Server Utilities

REEM comes with some server-side utilities to help make debugging a little bit easier. They are located together inside a GitHub repository. It is not a PyPi package. Download the repository and install dependencies with the below script

git clone git@github.com:tn74/reem-server.git
cd reem-server
pip3 install -r requirements.txt

Browser

The browser allows you to view data inside a Redis server in a web format. It is written with the python Django web framework. Make sure you have a Redis server turned on before starting it. To start the browser’s server, run the following script starting at the reem-server directory

cd browser
python manage.py runserver

Some Notes:

1. The web-browser-server assumes that the Redis server is on the same machine and bound to the localhost interface. If the browser is being launched from a different computer as the Redis server, change the REEM_HOSTNAME variable at the bottom of the django configuration file

2. Running python manage.py runserver starts the server on the localhost interface. If you want to connect to this web browser from other machines, run python manage.py runserver 0.0.0.0:8000 and access the browser at the ip address of the machine running the browser and port 8000.

3. To access data at a specific path in redis, go to http://localhost:8000/view/<reem-path>. For example, if you wanted to see what was stored at “foo.bar.subkey”, go to the url “http://127.0.0.1:8000/view/foo.bar.subkey

  1. Numpy data can be viewed in two ways

    1. A pretty printed list of numbers

    2. An image

    • If you try to view an image-sized numpy array as a list of pretty printed numbers, the server will be very slow.

A screen capture of what the browser looks like is below

_images/browser_screen_cap.png

Logger

We want to implement logging functionality that ultimately allows users to see how specific keys change in Redis over time. Imagine having the above browser with a slider bar that allows you to see how a key changes as you drag the slider. We have begun testing two ways of doing this but neither is fully functional.

RDB Logger

Redis has two natural ways of storing data to persistent memory. It can use RDB files that snapshot the database at a specific point in time and AOF files that track all changes to Redis in an append only fashion.

RDB

Redis can be told to save the database to an RDB file periodically but it is configured to always write to the same file.
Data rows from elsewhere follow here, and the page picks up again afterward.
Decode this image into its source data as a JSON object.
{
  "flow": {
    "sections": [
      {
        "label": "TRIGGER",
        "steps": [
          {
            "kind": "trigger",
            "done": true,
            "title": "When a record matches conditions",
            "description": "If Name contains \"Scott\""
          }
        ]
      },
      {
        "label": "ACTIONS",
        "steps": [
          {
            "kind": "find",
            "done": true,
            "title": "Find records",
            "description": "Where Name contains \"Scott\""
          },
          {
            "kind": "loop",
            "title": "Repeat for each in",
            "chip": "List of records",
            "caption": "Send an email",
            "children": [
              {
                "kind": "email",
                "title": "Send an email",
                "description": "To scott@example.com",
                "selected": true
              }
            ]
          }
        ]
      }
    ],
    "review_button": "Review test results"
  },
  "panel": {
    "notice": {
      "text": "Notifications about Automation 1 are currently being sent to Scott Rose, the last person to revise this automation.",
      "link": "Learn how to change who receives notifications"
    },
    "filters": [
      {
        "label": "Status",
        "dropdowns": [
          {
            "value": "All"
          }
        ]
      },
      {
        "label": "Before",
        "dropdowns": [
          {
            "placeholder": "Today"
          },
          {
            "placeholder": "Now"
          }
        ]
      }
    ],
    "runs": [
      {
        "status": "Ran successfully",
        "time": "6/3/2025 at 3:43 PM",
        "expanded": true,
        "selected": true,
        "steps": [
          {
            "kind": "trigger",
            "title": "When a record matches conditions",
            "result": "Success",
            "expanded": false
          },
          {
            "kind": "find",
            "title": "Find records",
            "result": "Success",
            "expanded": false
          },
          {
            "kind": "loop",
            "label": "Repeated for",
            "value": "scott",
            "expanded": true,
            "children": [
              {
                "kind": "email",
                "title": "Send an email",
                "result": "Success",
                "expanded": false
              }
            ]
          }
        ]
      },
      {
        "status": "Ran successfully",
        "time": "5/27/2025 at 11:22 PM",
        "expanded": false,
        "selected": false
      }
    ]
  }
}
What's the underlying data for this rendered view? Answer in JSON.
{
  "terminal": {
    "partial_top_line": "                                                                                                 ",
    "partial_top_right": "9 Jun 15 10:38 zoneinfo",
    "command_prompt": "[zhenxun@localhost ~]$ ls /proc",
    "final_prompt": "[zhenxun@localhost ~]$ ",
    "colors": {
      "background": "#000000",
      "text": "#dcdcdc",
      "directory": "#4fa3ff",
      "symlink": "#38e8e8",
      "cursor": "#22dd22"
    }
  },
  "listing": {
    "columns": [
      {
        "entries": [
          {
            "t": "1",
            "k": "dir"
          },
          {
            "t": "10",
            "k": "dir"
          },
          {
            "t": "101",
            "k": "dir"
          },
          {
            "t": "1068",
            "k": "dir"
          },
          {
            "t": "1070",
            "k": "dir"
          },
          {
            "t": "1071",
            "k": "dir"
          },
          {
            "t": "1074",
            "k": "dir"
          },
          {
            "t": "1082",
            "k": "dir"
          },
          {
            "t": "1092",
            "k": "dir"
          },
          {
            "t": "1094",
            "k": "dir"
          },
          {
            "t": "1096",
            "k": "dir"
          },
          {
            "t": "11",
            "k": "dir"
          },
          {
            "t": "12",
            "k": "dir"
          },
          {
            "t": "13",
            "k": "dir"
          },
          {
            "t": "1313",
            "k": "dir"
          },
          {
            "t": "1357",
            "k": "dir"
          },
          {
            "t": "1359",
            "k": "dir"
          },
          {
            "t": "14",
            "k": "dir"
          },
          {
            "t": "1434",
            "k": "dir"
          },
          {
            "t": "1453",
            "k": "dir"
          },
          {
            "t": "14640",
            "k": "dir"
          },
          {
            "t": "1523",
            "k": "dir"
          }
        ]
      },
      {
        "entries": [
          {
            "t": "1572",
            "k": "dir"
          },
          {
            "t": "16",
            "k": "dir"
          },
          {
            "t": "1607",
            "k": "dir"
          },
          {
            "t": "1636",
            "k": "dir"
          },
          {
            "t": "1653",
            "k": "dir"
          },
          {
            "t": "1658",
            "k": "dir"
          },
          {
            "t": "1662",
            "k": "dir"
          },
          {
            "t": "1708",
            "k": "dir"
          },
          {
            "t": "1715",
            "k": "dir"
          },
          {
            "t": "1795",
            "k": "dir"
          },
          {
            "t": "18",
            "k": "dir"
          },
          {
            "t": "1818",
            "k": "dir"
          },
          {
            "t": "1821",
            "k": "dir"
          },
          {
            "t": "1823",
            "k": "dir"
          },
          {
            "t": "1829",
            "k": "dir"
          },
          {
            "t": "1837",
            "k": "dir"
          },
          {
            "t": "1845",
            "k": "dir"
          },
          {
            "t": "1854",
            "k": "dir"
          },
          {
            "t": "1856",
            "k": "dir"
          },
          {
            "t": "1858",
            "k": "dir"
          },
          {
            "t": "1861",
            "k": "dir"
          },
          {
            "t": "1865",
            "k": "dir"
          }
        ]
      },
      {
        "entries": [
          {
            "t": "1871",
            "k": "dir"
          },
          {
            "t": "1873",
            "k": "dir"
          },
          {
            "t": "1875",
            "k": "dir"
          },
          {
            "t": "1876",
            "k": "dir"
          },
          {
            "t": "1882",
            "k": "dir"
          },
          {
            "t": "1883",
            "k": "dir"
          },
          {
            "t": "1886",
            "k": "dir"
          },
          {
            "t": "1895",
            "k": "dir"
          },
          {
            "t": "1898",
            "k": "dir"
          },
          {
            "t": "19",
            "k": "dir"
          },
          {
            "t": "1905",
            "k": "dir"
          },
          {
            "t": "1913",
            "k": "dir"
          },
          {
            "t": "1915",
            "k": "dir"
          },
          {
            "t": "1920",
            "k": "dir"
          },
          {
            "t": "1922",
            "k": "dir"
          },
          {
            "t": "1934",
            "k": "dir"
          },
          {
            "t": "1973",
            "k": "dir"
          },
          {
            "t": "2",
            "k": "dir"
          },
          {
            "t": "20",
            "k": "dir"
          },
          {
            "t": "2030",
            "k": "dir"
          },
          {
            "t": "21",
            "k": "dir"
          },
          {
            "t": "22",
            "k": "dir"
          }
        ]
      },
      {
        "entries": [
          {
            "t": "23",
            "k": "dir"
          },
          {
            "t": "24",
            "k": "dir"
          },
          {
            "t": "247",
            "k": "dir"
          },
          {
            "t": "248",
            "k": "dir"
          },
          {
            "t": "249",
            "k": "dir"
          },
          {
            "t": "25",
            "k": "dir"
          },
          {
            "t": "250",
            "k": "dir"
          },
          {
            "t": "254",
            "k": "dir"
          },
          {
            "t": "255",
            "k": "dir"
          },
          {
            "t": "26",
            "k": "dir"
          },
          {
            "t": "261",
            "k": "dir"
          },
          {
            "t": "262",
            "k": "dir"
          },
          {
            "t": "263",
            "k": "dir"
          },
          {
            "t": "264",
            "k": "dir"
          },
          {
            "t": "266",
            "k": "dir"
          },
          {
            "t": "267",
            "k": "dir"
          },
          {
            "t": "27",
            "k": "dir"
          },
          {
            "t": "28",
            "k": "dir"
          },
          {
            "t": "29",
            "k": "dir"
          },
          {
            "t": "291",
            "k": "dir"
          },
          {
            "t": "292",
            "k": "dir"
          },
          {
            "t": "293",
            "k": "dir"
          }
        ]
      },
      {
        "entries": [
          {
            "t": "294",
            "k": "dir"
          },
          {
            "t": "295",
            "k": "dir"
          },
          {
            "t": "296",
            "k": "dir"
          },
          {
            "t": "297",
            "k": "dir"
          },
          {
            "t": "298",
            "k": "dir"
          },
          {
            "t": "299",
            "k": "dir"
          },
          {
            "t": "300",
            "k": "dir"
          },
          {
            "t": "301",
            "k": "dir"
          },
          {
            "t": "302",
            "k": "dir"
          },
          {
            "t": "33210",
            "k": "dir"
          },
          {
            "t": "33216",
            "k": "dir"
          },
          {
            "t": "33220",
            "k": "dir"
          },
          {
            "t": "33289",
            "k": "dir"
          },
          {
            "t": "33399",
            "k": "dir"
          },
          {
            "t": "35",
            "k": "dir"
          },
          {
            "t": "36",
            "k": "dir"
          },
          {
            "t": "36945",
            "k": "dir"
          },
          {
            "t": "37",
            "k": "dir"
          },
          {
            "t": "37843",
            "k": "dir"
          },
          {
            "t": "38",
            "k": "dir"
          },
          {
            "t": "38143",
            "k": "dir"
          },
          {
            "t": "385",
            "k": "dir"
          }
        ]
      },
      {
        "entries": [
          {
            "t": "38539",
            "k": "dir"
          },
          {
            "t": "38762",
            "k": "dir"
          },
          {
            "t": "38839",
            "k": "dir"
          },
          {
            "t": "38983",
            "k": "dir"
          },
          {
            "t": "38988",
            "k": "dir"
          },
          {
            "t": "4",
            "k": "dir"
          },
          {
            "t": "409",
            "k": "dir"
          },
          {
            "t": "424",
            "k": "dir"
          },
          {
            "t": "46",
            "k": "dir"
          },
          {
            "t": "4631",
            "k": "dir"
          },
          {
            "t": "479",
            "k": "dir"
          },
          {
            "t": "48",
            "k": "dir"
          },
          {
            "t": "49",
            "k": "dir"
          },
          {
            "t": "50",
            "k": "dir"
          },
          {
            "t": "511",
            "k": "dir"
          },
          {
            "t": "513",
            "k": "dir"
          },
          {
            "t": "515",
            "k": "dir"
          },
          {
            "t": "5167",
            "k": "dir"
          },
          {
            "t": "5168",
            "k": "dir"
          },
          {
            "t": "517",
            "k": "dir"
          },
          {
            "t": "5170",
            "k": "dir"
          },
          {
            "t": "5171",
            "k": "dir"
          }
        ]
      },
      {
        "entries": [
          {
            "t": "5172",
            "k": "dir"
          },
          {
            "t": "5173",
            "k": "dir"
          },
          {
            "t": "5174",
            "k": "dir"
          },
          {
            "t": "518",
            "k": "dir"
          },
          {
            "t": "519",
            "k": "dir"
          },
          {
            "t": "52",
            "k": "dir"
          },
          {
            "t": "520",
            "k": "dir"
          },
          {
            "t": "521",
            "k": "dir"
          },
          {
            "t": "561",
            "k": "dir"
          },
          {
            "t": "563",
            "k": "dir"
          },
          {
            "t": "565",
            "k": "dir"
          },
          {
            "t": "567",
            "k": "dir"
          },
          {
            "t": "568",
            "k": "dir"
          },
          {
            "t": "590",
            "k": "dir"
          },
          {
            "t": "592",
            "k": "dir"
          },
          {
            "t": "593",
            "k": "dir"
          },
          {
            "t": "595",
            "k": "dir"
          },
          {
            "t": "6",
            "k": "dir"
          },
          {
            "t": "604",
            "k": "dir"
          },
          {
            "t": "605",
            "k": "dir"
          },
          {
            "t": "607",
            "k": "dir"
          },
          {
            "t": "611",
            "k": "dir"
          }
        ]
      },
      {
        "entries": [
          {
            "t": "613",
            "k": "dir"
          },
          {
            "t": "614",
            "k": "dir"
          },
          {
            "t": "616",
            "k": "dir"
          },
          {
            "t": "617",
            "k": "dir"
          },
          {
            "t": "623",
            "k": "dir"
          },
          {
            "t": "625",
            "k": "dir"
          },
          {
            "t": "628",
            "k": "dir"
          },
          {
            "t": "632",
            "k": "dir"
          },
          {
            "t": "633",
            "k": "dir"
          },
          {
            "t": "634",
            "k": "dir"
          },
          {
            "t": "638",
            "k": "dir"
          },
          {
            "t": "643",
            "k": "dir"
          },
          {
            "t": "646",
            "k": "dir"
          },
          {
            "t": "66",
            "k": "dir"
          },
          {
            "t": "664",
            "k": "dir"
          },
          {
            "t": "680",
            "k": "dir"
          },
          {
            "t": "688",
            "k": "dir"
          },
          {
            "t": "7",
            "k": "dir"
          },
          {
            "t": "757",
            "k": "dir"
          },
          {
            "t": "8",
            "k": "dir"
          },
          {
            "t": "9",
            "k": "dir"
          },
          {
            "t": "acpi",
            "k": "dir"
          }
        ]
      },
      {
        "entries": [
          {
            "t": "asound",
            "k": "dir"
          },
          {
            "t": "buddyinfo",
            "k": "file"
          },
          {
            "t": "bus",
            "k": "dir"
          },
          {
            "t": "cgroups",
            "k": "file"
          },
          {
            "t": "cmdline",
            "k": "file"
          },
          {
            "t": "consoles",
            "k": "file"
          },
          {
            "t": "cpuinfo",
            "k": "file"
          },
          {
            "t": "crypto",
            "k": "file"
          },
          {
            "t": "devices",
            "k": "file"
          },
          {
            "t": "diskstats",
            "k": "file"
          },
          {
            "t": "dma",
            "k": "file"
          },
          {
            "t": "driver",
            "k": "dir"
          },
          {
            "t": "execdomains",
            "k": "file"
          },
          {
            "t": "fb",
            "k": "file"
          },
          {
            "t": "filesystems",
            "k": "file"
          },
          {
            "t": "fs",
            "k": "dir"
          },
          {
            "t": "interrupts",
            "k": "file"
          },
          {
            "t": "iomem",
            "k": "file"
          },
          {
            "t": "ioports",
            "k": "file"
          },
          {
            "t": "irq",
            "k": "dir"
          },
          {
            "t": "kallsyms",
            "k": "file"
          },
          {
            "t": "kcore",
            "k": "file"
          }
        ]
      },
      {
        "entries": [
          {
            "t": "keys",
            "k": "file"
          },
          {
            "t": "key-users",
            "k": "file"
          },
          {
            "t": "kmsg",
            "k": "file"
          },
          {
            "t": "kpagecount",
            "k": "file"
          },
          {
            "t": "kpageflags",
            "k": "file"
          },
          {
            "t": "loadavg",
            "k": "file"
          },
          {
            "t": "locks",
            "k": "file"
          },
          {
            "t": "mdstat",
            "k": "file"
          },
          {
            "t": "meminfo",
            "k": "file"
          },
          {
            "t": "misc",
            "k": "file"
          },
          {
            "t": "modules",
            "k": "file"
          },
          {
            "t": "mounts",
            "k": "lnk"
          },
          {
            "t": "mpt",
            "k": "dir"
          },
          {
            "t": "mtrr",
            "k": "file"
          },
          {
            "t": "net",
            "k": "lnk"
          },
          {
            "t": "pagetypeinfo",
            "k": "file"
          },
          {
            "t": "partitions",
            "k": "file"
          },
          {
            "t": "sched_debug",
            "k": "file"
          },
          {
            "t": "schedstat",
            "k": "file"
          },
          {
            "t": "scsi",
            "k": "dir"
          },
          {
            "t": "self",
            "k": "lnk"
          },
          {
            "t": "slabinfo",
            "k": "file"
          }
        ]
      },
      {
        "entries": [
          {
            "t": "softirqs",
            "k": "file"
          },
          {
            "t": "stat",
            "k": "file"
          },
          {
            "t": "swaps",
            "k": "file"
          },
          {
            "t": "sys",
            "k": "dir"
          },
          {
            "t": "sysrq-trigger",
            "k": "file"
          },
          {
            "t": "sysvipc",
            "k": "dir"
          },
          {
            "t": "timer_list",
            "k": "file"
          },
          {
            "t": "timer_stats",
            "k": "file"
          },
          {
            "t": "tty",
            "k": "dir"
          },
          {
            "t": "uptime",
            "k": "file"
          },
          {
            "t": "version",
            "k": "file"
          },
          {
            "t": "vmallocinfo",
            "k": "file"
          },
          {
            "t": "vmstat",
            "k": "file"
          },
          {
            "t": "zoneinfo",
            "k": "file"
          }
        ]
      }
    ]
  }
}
This poses a problem if we would like to save the state of data at previous points in time.

There is a script in the reem-server repository that copies the redis’s dump file periodically to a folder so users can save snapshots of Redis data in time. The script is called according to the syntax

python reem-logger <path-to-directory-of-snapshots> <path-to-redis-dump-file> <seconds-between-snapshot>

The next step is to select a snapshot based on a timestamp and load a Redis server with it. When Redis is executed inside a directory, Redis checks that directory for a file called dump.rdb and automatically loads it. If the file does not exist, Redis will create it. To restore data from a particular rdb file, copy that rdb-file to the directory in which you will run Redis and rename the rdb-file to dump.rdb. We have not provided functionality for this in python because it is a simple copy, paste, and rename that depends mainly on your paths.

There are some existing tools that allow the user to parse through RDB directly without starting a Redis server, but they generally do not support parsing ReJSON commands since ReJSON is a young third-party module.

AOF

Ideally we would not have to copy data that doesn’t change much like we do when we save so many RDB files. We would like to be able to use the AOF file that tracks all changes made to the Redis server. It is played back by a Redis server when it is used to restore a specific state. More research must be done into finding parsers for AOF files.

Custom Logger

Some work was done on developing a custom logger. This custom program would not use a standard Redis data saving format but would use REEM to retrieve data from Redis periodically and use numpy to store it. The user would be able to specify a particular frequency for a given key. The code is online here

This log function would take in a key file that specified a paths and periods (representing how frequently to read a specific path in Redis) and an output directory to store saved data.